Nachdem Ende April zur 1. Pflanzung von ein paar Schülern, Lehrern, Eltern und den Ackerhelfern der Gemüseackerdemie mehrere Hundert Gemüsejungpflanzen ihren Weg in den Acker fanden, finden am Vormittag des 27. Mai die Kälte empfindlicheren Arten, geliefert von der Lebenshilfe Gärtnerei Perleberg, nun in Klein Lüben ihr neues Zuhause. Da nun wieder verstärkt Kinder in der Schule lernen, können die zukünftigen Farmer an diesem Erlebnis teilhaben. Mehr als 200 kleine Maispflänzchen, ca. 50 Gurken- und mehr als 30 Tomaten-, Kürbis- und Zucchinipflanzen werden in die Erde gesetzt. Dank der fleißigen Arbeit und dem Engagement vieler Kinder und Lernbegleiter gedeiht das Gemüse trotz der Trockenheit.

IMG_5862 2

Säerspruch und Regengötter

Die vorbereitete Umgebung für die Jugendlichen in der Montessori Schule ist die Schulfarm. Seit Beginn dieses Jahres bereiteten die Kinder und Jugendlichen die Anbaufläche für einen Garten vor. Am Donnerstag, dem 30.4.2020, war es soweit, der Garten wurde bepflanzt. Zur Eröffnung wurde der Garten im Beisein des Geschäftsführers, Tom Buchholz, geweiht.

Säerspruch

Bemesst den Schritt! Bemesst den Schwung!

Die Erde bleibt noch lange jung!

Dort fällt ein Korn, das stirbt und ruht.

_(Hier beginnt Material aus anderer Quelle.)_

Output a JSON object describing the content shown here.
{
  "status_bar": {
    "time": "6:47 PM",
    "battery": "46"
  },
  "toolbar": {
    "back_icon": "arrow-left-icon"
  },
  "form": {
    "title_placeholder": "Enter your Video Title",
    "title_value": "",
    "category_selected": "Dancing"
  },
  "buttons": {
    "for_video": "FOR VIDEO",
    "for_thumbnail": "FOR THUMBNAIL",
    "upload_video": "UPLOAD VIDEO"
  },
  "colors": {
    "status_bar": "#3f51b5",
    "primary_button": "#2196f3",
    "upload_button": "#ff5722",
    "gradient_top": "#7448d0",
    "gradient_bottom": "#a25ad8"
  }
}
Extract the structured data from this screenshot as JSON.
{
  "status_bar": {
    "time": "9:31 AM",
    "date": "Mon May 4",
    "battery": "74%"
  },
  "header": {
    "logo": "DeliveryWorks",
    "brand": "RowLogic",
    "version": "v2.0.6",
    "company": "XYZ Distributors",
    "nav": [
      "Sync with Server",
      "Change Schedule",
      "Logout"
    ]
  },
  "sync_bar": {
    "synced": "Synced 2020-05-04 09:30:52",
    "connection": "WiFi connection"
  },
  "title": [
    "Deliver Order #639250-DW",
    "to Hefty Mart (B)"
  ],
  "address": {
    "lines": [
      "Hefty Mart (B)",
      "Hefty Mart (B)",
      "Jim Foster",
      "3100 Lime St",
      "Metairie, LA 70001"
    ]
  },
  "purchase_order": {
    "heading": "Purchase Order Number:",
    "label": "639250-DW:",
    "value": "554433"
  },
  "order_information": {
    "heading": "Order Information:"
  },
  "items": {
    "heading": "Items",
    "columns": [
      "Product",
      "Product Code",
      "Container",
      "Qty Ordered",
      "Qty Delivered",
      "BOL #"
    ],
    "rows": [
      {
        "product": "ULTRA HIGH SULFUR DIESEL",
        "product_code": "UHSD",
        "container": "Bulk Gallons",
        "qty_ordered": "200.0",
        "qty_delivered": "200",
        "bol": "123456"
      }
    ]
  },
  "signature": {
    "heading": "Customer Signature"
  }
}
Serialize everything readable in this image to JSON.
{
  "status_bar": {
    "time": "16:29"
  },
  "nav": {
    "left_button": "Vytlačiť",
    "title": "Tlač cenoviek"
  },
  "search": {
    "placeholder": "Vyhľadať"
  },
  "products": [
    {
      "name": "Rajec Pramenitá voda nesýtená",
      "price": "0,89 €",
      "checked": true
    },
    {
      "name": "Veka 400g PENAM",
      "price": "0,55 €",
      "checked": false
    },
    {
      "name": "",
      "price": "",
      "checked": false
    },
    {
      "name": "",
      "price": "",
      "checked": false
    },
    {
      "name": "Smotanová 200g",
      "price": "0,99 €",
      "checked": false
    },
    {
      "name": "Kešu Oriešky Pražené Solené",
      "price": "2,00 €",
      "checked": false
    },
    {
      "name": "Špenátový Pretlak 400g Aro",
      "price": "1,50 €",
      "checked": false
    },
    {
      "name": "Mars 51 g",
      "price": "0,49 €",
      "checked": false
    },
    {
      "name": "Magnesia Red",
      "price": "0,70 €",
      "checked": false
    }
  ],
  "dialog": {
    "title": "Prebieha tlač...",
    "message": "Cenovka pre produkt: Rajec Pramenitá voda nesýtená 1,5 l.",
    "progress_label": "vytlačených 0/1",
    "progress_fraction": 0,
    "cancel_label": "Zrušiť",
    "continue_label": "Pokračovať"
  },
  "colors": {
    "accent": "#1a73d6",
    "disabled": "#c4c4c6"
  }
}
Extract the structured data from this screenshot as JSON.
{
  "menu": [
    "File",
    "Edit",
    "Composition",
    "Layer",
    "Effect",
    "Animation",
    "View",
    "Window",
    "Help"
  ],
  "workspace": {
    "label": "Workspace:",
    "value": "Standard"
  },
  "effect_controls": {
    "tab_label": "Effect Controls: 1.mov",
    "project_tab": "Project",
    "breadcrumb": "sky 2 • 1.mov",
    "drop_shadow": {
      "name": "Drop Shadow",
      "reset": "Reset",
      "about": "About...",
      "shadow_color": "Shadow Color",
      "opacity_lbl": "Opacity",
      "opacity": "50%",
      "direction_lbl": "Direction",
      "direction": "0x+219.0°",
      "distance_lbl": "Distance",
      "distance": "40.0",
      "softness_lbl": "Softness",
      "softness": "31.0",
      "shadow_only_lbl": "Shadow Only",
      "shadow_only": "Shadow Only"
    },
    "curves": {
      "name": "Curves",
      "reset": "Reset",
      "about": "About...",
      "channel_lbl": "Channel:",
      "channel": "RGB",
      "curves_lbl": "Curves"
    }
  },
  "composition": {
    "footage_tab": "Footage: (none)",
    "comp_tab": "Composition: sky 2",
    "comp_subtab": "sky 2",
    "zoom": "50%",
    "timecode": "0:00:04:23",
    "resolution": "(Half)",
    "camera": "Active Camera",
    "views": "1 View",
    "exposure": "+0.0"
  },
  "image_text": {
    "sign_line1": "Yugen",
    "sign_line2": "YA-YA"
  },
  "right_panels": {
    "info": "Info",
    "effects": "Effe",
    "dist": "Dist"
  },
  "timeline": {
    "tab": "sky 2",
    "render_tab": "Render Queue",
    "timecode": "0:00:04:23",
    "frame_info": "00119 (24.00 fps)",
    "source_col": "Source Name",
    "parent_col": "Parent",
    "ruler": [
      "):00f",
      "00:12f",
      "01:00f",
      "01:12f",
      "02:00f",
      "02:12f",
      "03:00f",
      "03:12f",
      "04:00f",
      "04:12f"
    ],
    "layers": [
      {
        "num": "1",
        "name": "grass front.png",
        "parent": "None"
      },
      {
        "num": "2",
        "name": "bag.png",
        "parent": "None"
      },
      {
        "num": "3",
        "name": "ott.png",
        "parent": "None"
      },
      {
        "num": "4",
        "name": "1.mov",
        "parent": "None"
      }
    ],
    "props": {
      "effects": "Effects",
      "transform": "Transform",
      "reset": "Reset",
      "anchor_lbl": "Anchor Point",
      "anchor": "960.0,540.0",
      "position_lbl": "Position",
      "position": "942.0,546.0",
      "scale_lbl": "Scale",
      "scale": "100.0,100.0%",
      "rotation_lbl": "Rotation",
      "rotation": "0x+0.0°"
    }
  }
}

Die Ruh ist süß Es hat es gut.

Hier eins, das durch die Scholle bricht.

Es hat es gut. Süß ist das Licht.

Und keines fällt aus dieser Welt und jedes fällt wie`s Gott gefällt.

Conrad Ferdinand Meyer

Seit Anfang März hat es in der Prignitz nicht geregnet. Laura Stolle, Rainer Trunk und Birgit Bockler baten mit dem Lied „Over the rainbow“ um Regen. Mädchen  und Jungen der Schule bepflanzten Hand in Hand  mit unserer Farmerin Daniela, den Hauseltern Lisa und Sebastian, einigen Lernbegleitern und den Experten der „Gemüseackerdemie“ den 600qm2  großen Garten mit den verschiedensten Gemüsearten. Rote Beete und Endiviensalat, Zuckerschoten, Fenchel, Zwiebeln, Kartoffeln, Palmkohl, Radieschen….. wurden gesät und gepflanzt. Die Regengötter erhörten unser Gebet. In der Mittagszeit begann es zu regnen. Wir freuen uns darauf, die Pflanzen beim Wachsen zu beobachten.